Dündar: "Ja, wir haben einige von ihnen interviewt. Ich zum Beispiel habe einen Staatsanwalt interviewt, der die Untersuchung in einem Korruptionsskandal geleitet hat, in den Präsident Erdogan verwickelt ist."
Dieser Staatsanwalt wurde später als Gülenist bezichtigt. Dündar selbst wird nun vorgeworfen, überhaupt mit ihm gesprochen zu haben:
"Ganz ehrlich: Ich kenne keinen Journalisten, der die Möglichkeit verstreichen ließe, jemanden zu interviewen, der Untersuchungen in einem Korruptionsfall leitet, in die ein Präsident verwickelt ist. Aber so ist die Türkei, das Ganze ist ein politisches Verfahren."

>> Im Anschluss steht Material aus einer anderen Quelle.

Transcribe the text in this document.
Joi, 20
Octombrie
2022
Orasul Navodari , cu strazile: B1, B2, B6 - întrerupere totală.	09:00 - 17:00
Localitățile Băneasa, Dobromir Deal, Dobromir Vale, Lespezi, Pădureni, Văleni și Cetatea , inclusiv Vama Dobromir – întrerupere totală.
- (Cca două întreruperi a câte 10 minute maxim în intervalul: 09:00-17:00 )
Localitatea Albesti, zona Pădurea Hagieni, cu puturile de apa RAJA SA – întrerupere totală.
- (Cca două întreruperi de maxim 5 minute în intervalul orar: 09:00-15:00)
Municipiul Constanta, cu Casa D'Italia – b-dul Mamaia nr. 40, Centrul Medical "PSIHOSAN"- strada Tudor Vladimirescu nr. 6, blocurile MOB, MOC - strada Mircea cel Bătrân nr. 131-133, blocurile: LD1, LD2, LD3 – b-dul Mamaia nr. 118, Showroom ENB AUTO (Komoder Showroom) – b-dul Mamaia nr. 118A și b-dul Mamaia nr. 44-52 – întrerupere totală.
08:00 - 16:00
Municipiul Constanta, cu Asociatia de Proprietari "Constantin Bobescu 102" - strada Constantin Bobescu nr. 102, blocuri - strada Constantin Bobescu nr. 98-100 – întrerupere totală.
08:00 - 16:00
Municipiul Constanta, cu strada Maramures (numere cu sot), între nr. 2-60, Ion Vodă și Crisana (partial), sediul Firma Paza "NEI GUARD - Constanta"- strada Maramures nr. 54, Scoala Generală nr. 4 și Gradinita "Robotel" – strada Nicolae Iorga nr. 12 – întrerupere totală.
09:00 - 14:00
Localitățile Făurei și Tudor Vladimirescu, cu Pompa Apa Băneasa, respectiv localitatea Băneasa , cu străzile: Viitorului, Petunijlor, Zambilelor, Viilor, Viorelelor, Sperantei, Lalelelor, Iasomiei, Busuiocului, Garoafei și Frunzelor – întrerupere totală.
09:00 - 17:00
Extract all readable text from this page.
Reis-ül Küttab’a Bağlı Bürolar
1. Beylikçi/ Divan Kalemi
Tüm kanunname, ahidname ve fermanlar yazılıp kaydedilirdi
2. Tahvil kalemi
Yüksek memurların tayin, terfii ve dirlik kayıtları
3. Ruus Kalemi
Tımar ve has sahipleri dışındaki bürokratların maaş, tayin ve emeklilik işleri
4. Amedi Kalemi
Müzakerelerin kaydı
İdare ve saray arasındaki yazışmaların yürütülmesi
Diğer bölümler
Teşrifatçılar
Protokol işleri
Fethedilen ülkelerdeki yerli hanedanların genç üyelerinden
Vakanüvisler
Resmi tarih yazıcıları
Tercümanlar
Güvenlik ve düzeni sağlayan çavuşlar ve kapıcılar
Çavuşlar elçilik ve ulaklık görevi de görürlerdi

Die Auswirkungen des Putschversuchs vor rund einem Jahr halten die Türkei noch immer in ihrem Bann: Rund 150 000 Staatsdiener, darunter Lehrer, Richter, Polizeibeamte oder Wissenschaftler wurden in den vergangenen Monaten entlassen. Fast 170 Journalisten sitzen mittlerweile in türkischen Gefängnissen, so viele wie in keinem anderen Land weltweit. 130 Medien mussten schließen. Für Can Dündar und seine Cumhuriyet-Kollegen geht es bei dem jetzigen Verfahren deswegen um die Pressefreiheit an sich:
"Wir müssen klarmachen, was Journalismus ist und was der Unterschied zwischen einem Bürokraten und einem Reporter ist. Ich habe Dokumente veröffentlicht, in denen es um illegalen Waffenhandel der Regierung ging. Hätte ich das nicht tun sollen? Hätte ich mich wie ein Bürokrat verhalten und die Geheimnisse für mich behalten sollen? Wir können gar nicht anders, wir müssen unser Recht zu schreiben und unser Recht, die Wahrheit zu sagen, verteidigen."
Dündar leidet unter Exil
Zahlreiche Diplomaten, Journalisten und Vertreter der Zivilgesellschaft begleiten den Cumhuriyet-Prozess in den kommenden Tagen als Prozessbeobachter. Can Dündar wird ihn aus der Ferne verfolgen. In Deutschland entgeht er zwar der Verfolgung durch die türkischen Behörden: Glücklich macht ihn diese Situation jedoch nicht:
"Im Geiste bin ich immer noch in dieser Gefängniszelle in der Türkei, in der jetzt meine Freunden und Kollegen sitzen. Wenn ich hier durch die Straßen gehe oder ein Café besuche, fühle ich mich nicht gut. Das ist wohl Teil des Kampfes. Gestern war ich im Gefängnis, heute bin ich im Exil. Ich werde wohl erst dann wieder fröhlich sein, wenn alle freigelassen sind."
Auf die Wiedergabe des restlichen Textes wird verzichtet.